As Symantec had not yet announced details of its $350 million deal to buy Vontu when the market leader convened its second quarter earnings call on Oct. 23, Chief Executive John Thompson deferred questions about the impending acquisition in favor of highlighting DLP features that already resided in a number of the company's existing products, such as its database security programs.

While Symantec executives claim that the firm is planning to continue to sell Vontu's technology as a stand-alone platform for the foreseeable future, they also concede that one of the major benefits of adding the startup will be giant vendor's ability to further weave the acquired tools throughout a number of its other products.

"If you're going to have an agent on the end point, clearly you want all those capabilities to be integrated, and that includes DLP," said Ken Schneider, chief technology officer of Symantec's Security and Data Management group. "One of the things we're always trying to do is take disparate sets of technologies and build them into our architecture; we will continue to sell DLP as a stand-alone, but we will also introduce DLP capabilities throughout the portfolio."

As with many other security technologies, one of the hardest parts of effectively using DLP tools in the enterprise setting lies in customers' abilities to manage the systems, Schneider said.

Based on that reality, the degree to which Symantec can bond the technology with other security tools to allow for centralized management and policy control will play heavily into further adoption of DLP applications, according to the executive.

At rival McAfee, which has made less aggressive moves in adding DLP capabilities -- having purchased a smaller vendor, Onigma, in late 2006 and recently buying Safeboot, more of a device encryption specialist -- executives agreed that the complex nature of the data protection tools makes integration crucial to their overall usability.
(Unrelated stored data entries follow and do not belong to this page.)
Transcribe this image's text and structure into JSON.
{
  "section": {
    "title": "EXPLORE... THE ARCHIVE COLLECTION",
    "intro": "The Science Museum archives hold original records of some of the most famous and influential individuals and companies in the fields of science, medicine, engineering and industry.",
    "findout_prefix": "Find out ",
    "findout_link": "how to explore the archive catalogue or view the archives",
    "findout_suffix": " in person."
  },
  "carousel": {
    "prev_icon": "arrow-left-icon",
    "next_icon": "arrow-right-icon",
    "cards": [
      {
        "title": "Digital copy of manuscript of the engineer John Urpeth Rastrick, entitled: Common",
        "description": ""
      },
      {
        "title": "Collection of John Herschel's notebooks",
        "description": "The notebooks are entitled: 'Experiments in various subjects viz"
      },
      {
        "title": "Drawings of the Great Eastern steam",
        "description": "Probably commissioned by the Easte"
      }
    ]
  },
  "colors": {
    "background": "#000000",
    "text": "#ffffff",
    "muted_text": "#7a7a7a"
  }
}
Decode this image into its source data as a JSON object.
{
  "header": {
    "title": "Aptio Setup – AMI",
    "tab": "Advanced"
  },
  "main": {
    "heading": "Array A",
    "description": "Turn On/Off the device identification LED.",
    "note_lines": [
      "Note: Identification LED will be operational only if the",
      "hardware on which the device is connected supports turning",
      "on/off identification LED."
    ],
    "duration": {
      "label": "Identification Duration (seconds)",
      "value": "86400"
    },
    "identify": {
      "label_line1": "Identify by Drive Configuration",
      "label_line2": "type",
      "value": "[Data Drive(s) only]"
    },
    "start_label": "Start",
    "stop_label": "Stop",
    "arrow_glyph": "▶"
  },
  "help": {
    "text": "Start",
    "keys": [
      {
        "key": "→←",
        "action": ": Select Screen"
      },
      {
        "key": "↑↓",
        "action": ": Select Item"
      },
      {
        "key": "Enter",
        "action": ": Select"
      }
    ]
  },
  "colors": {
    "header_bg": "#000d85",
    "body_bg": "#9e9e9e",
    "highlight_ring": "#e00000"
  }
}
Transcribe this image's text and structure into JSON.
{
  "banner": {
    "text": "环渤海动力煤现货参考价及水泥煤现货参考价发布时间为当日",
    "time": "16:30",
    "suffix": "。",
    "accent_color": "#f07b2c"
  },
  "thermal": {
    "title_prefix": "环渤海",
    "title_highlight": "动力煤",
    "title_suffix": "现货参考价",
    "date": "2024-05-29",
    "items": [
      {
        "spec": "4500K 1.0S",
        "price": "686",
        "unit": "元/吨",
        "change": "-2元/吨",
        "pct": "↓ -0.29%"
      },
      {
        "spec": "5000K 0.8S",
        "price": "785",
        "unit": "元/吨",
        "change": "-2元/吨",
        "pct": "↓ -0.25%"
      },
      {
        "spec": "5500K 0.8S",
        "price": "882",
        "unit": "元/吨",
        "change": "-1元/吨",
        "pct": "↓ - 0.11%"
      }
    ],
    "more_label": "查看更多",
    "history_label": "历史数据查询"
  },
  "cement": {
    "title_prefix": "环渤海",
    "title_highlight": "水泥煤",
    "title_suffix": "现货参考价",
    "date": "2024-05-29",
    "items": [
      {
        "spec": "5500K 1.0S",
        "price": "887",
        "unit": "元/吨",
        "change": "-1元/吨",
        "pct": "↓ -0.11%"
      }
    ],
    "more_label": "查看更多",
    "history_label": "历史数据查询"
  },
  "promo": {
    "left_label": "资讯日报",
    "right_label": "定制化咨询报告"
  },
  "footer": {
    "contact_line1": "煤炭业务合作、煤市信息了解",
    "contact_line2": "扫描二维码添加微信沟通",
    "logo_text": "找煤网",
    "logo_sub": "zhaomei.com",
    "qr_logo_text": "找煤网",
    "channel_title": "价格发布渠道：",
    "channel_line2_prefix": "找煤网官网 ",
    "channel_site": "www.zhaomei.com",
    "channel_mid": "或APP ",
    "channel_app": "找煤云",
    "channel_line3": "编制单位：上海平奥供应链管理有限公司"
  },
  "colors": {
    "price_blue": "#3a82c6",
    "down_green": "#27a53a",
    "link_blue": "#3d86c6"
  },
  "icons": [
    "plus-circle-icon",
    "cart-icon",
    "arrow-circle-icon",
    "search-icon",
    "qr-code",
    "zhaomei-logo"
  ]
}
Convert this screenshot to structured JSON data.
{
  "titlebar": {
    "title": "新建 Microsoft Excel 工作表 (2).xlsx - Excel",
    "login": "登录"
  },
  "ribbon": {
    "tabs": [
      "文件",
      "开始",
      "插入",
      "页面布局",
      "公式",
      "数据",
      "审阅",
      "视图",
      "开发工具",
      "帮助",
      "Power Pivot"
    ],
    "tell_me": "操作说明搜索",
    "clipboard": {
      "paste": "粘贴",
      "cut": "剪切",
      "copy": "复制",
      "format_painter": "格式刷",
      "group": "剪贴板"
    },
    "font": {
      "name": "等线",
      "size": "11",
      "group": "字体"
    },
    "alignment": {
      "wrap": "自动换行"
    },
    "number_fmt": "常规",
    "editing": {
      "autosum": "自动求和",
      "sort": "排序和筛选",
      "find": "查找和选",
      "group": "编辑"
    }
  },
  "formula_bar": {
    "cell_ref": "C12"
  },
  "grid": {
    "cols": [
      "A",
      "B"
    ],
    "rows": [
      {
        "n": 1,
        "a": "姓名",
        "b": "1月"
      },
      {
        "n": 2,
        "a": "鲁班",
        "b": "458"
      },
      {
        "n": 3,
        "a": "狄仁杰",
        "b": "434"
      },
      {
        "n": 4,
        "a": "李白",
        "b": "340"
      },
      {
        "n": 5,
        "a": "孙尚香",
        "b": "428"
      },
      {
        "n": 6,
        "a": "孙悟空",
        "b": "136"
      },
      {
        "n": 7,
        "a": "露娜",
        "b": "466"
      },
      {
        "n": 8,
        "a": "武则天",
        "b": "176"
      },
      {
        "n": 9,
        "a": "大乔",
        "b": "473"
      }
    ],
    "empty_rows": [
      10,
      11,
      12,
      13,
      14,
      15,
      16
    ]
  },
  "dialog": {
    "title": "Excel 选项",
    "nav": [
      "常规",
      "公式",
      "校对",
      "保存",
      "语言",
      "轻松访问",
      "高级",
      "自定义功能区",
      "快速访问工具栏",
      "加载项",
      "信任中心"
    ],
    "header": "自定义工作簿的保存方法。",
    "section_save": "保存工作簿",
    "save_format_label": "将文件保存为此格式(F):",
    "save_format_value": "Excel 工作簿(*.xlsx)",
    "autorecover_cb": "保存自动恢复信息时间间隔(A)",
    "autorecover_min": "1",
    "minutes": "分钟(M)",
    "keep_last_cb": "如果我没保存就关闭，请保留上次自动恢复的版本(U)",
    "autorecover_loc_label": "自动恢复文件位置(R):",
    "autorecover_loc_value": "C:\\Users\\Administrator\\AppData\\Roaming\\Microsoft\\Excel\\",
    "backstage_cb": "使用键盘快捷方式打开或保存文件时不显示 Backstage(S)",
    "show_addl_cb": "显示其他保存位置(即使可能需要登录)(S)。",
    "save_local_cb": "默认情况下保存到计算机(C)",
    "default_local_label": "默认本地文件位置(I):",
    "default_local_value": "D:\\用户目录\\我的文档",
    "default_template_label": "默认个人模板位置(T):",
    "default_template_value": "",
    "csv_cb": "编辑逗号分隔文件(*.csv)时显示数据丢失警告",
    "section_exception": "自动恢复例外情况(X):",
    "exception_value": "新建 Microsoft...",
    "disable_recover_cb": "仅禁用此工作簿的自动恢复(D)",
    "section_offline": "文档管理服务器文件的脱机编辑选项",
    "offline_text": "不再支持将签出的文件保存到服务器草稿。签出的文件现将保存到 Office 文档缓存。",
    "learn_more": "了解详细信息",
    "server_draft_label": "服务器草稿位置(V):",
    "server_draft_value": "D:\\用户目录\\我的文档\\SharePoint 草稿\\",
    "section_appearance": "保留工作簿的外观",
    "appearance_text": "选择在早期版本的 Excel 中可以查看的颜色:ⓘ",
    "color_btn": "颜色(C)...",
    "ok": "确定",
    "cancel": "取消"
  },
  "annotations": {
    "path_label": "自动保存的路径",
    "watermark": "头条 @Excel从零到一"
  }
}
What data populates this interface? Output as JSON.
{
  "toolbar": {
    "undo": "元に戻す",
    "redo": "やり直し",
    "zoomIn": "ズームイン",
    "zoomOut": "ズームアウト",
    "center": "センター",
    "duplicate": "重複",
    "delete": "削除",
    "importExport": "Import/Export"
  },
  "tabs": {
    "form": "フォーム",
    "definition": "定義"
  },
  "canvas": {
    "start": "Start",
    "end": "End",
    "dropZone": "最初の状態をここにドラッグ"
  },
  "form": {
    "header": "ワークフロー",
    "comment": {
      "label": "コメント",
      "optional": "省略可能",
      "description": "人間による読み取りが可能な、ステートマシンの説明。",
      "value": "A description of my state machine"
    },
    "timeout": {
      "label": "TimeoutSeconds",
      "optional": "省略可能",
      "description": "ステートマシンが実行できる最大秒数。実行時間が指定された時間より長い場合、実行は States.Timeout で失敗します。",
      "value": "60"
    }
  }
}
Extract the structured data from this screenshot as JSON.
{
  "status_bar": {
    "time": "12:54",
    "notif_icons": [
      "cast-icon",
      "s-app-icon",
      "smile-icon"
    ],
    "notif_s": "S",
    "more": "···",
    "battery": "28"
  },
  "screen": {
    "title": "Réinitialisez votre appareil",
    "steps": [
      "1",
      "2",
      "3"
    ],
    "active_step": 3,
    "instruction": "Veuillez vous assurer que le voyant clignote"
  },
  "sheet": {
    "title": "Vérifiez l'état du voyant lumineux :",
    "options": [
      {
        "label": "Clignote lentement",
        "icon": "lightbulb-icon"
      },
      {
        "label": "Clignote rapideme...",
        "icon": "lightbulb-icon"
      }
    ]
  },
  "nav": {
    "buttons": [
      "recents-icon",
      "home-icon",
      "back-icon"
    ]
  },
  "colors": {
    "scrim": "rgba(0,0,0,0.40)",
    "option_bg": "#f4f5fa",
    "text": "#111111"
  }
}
McAfee executives agree with Symantec's view that there is likely a market for both stand-alone and integrated DLP in the short term, but said that the long-term play favors assimilation into other products -- in particular, more narrow DLP products aimed at protecting only end points, network gateways, or databases will need to be merged with other technologies, said Vimal Solanki, McAfee's senior director of product marketing.

Those DLP products that can offer broader coverage across different systems and many types of data have the best chance of selling on their own going forward, he said.

Matt Hines is a senior writer at InfoWorld.